Mutations, Methylation and Copy Number Alterations Analysis
We further analyzed GLUT1 mutations, methylation and copy number alterations in breast cancer. Mutations were altered in about 2% of sequenced patients in 33 types of cancer (Fig 4a) and about 6% of sequenced patients in breast cancer (Fig 4b) (cBioPortal web tools). Methylation was negatively correlated with mRNA expression with spearman and pearson analyses (Fig 4c). In the CNAs analysis, amplification and gain were predominantly correlated with GLUT1 expression (Fig 4d). These results suggest that the overexpression of GLUT1 could partly result from alterations in methylation and CNAs. Heatmaps of top (1-25) genes with hyper (Fig 4e) and hypo (Fig 4f) methylated promoters were also examined with UALCAN web tools.
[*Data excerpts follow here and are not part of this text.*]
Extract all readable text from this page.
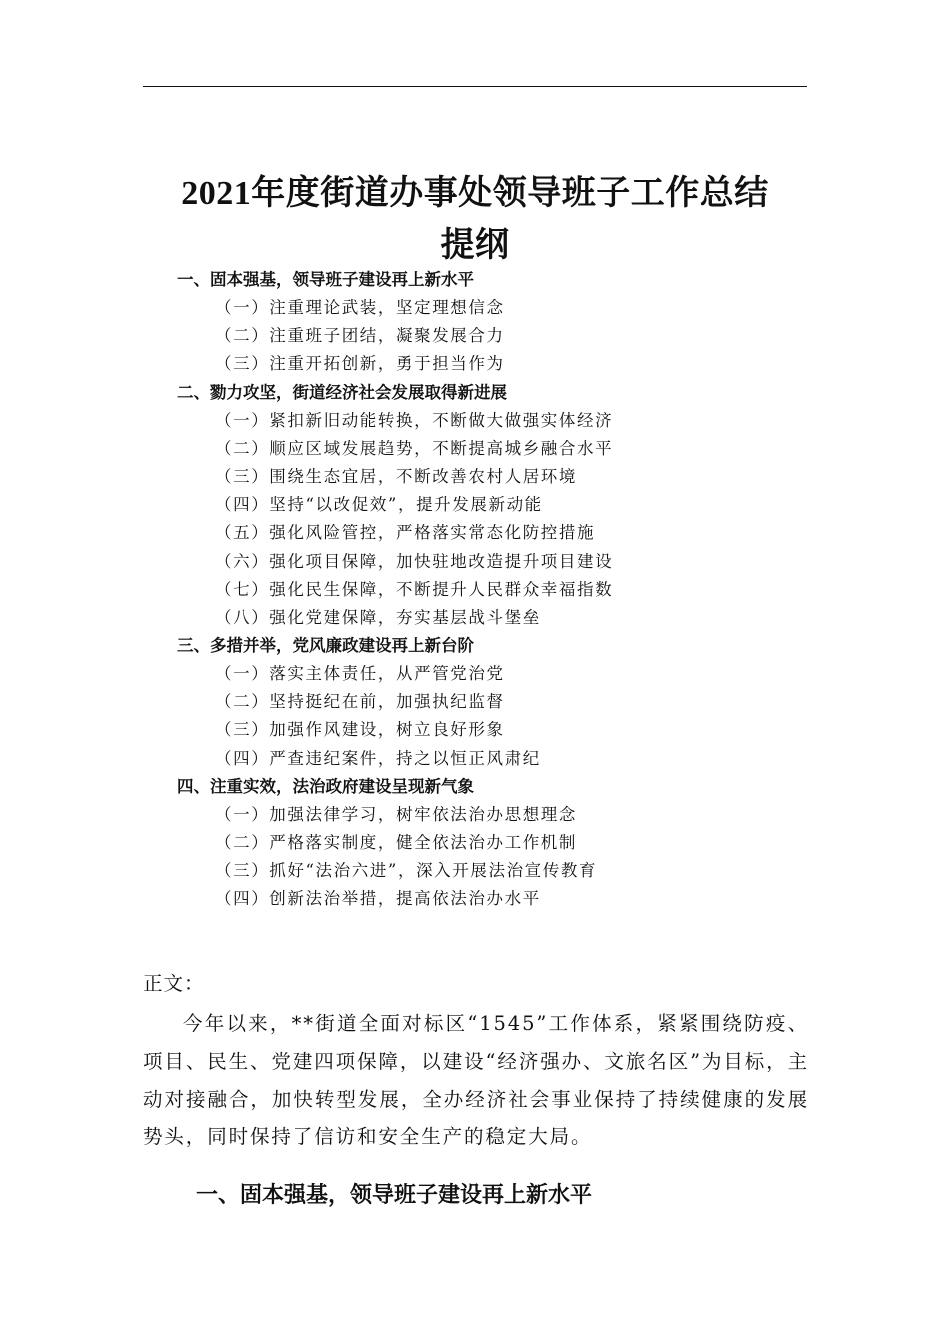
2021年度街道办事处领导班子工作总结
提纲
一、固本强基，领导班子建设再上新水平
（一）注重理论武装，坚定理想信念
（二）注重班子团结，凝聚发展合力
（三）注重开拓创新，勇于担当作为
二、勠力攻坚，街道经济社会发展取得新进展
（一）紧扣新旧动能转换，不断做大做强实体经济
（二）顺应区域发展趋势，不断提高城乡融合水平
（三）围绕生态宜居，不断改善农村人居环境
（四）坚持“以改促效”，提升发展新动能
（五）强化风险管控，严格落实常态化防控措施
（六）强化项目保障，加快驻地改造提升项目建设
（七）强化民生保障，不断提升人民群众幸福指数
（八）强化党建保障，夯实基层战斗堡垒
三、多措并举，党风廉政建设再上新台阶
（一）落实主体责任，从严管党治党
（二）坚持挺纪在前，加强执纪监督
（三）加强作风建设，树立良好形象
（四）严查违纪案件，持之以恒正风肃纪
四、注重实效，法治政府建设呈现新气象
（一）加强法律学习，树牢依法治办思想理念
（二）严格落实制度，健全依法治办工作机制
（三）抓好“法治六进”，深入开展法治宣传教育
（四）创新法治举措，提高依法治办水平
正文：

今年以来，**街道全面对标区“1545”工作体系，紧紧围绕防疫、项目、民生、党建四项保障，以建设“经济强办、文旅名区”为目标，主动对接融合，加快转型发展，全办经济社会事业保持了持续健康的发展势头，同时保持了信访和安全生产的稳定大局。

一、固本强基，领导班子建设再上新水平
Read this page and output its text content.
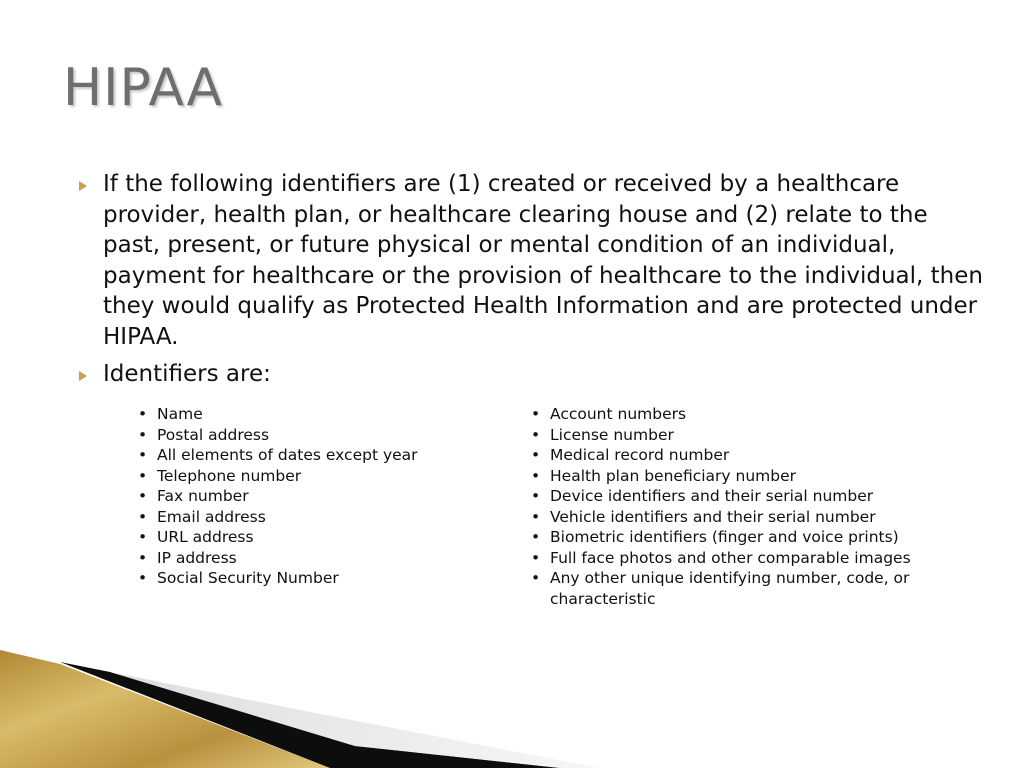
HIPAA
If the following identifiers are (1) created or received by a healthcare provider, health plan, or healthcare clearing house and (2) relate to the past, present, or future physical or mental condition of an individual, payment for healthcare or the provision of healthcare to the individual, then they would qualify as Protected Health Information and are protected under HIPAA.
Identifiers are:
• Name
• Postal address
• All elements of dates except year
• Telephone number
• Fax number
• Email address
• URL address
• IP address
• Social Security Number
• Account numbers
• License number
• Medical record number
• Health plan beneficiary number
• Device identifiers and their serial number
• Vehicle identifiers and their serial number
• Biometric identifiers (finger and voice prints)
• Full face photos and other comparable images
• Any other unique identifying number, code, or characteristic
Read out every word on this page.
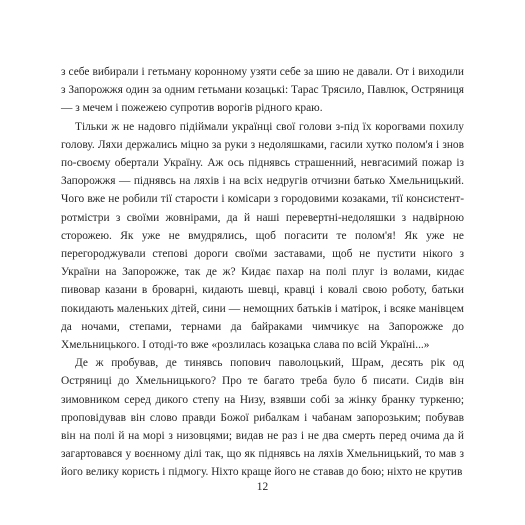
з себе вибирали і гетьману коронному узяти себе за шию не давали. От і виходили з Запорожжя один за одним гетьмани козацькі: Тарас Трясило, Павлюк, Остряниця — з мечем і пожежею супротив ворогів рідного краю.

Тільки ж не надовго підіймали українці свої голови з-під їх корогвами похилу голову. Ляхи держались міцно за руки з недоляшками, гасили хутко полом'я і знов по-своєму обертали Україну. Аж ось піднявсь страшенний, невгасимий пожар із Запорожжя — піднявсь на ляхів і на всіх недругів отчизни батько Хмельницький. Чого вже не робили тії старости і комісари з городовими козаками, тії консистент-ротмістри з своїми жовнірами, да й наші перевертні-недоляшки з надвірною сторожею. Як уже не вмудрялись, щоб погасити те полом'я! Як уже не перегороджували степові дороги своїми заставами, щоб не пустити нікого з України на Запорожже, так де ж? Кидає пахар на полі плуг із волами, кидає пивовар казани в броварні, кидають шевці, кравці і ковалі свою роботу, батьки покидають маленьких дітей, сини — немощних батьків і матірок, і всяке манівцем да ночами, степами, тернами да байраками чимчикує на Запорожже до Хмельницького. І отоді-то вже «розлилась козацька слава по всій Україні...»

Де ж пробував, де тинявсь попович паволоцький, Шрам, десять рік од Остряниці до Хмельницького? Про те багато треба було б писати. Сидів він зимовником серед дикого степу на Низу, взявши собі за жінку бранку туркеню; проповідував він слово правди Божої рибалкам і чабанам запорозьким; побував він на полі й на морі з низовцями; видав не раз і не два смерть перед очима да й загартовався у воєнному ділі так, що як піднявсь на ляхів Хмельницький, то мав з його велику користь і підмогу. Ніхто краще його не ставав до бою; ніхто не крутив

12
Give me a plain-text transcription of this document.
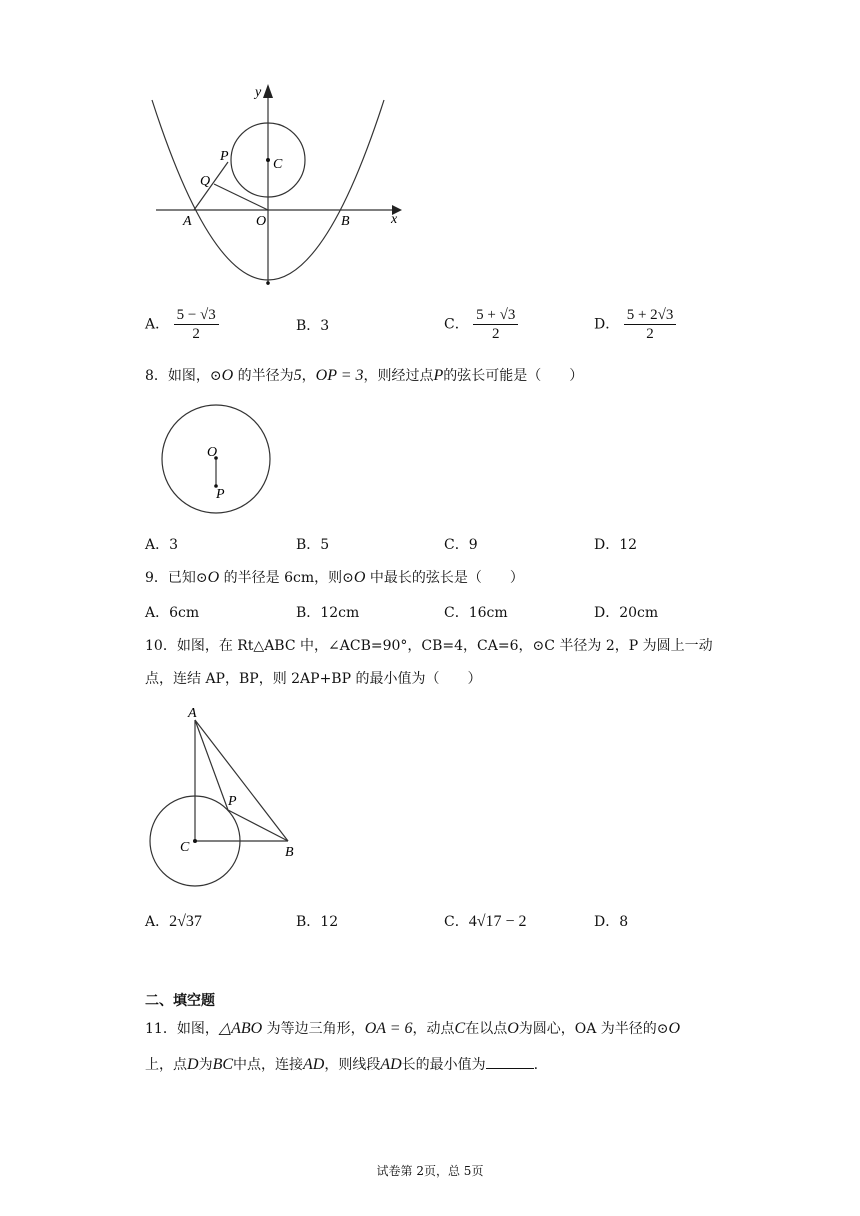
y
x
P
Q
C
A	O	B
A． $\frac{5 - √3}{2}$	B．3	C． $\frac{5 + √3}{2}$	D． $\frac{5 + 2√3}{2}$
8．如图，⊙O 的半径为5，OP = 3，则经过点P的弦长可能是（　　）
O
P
A．3	B．5	C．9	D．12
9．已知⊙O 的半径是 6cm，则⊙O 中最长的弦长是（　　）
A．6cm	B．12cm	C．16cm	D．20cm
10．如图，在 Rt△ABC 中，∠ACB=90°，CB=4，CA=6，⊙C 半径为 2，P 为圆上一动
点，连结 AP，BP，则 2AP+BP 的最小值为（　　）
A
P
C	B
A．2√37	B．12	C．4√17 − 2	D．8
二、填空题
11．如图，△ABO 为等边三角形，OA = 6，动点C在以点O为圆心，OA 为半径的⊙O
上，点D为BC中点，连接AD，则线段AD长的最小值为	.
试卷第 2页，总 5页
Relation of GLUT1 and JUN and their expression in human breast cancer tissues
We investigated the transcription factors that have the capacity to bind to the promoter of GLUT1 in GeneCard and PROMO databases and found that transcription factor c-Jun encoded by gene JUN can bind to the GLUT1 promoter. We predicted the binding site sequences (Table 4). Our results suggest that the binding may regulate the GLUT1 gene expression or mRNA stability.
We analyzed the expression and prognostic value of JUN. The mRNA expression (p < 1E-12) and protein phosphorylation level at T239S243 (P = 0.002) of JUN significantly decreased in breast cancer compared to normal tissue (UALCAN database) (Fig 5a, Fig 5b). JUN expression varied with tumor stages (Fig 5c), and was positively correlated with OS in all patients (Fig 5d). In addition, the decreased methylation level was associated with increased overall survival (p = 0.022, HR = 1.736), indicating that the low expression of JUN might be partly due to methylation (Fig 5e). By using the bc-GenExMiner web tool, we found that GLUT1 expression was negatively correlated with JUN (p = 0.0001, r = -0.13) (Fig 5f).
We further found that GLUT1 was upregulated in 38 paired human breast cancer tissues while JUN was downregulated by qRT-PCR (Fig 5g, Fig 5h). Through IHC, we verified that the protein level of GLUT1 was significantly increased in tumor samples(Fig 5i).
Pathway Analysis of Alterations in GLUT1 and JUN and their Co-expressed Genes
We examined genes that co-expressed with GLUT1 and JUN in breast cancer in Adorno cell line dataset [26] (Fig S2 a, Fig S2 b), and found that the transcription level of GLUT1 and JUN were closely corelated and might contribute to certain signaling pathways. Hence, we performed GO and KEGG analysis of genes associated with GLUT1 and JUN.
With GO analysis, we found both GLUT1 and JUN regulated three aspects, i.e. cellular components [proteinaceous extracellular matrix, extracellular matrix component, basement membrane and collagen trimer (Fig 6a)], biological processes [Extracellular structure organization, extracellular matrix organization and collagen-activated signaling pathway (Fig 6b)], and molecular functions [Transcription coactivator activity, transcription factor activity, RNA polymerase II transcription factor binding and extracellular matrix constituent (Fig 6c)]. These results are known to relate to cancer metastasis.
With KEGG analysis, we found GLUT1 and JUN are associated with seven breast cancer related pathways. Among them, focal adhesion and ECM-receptor interaction were involved in tumorigenesis and metastasis (Fig 6d, Fig S3).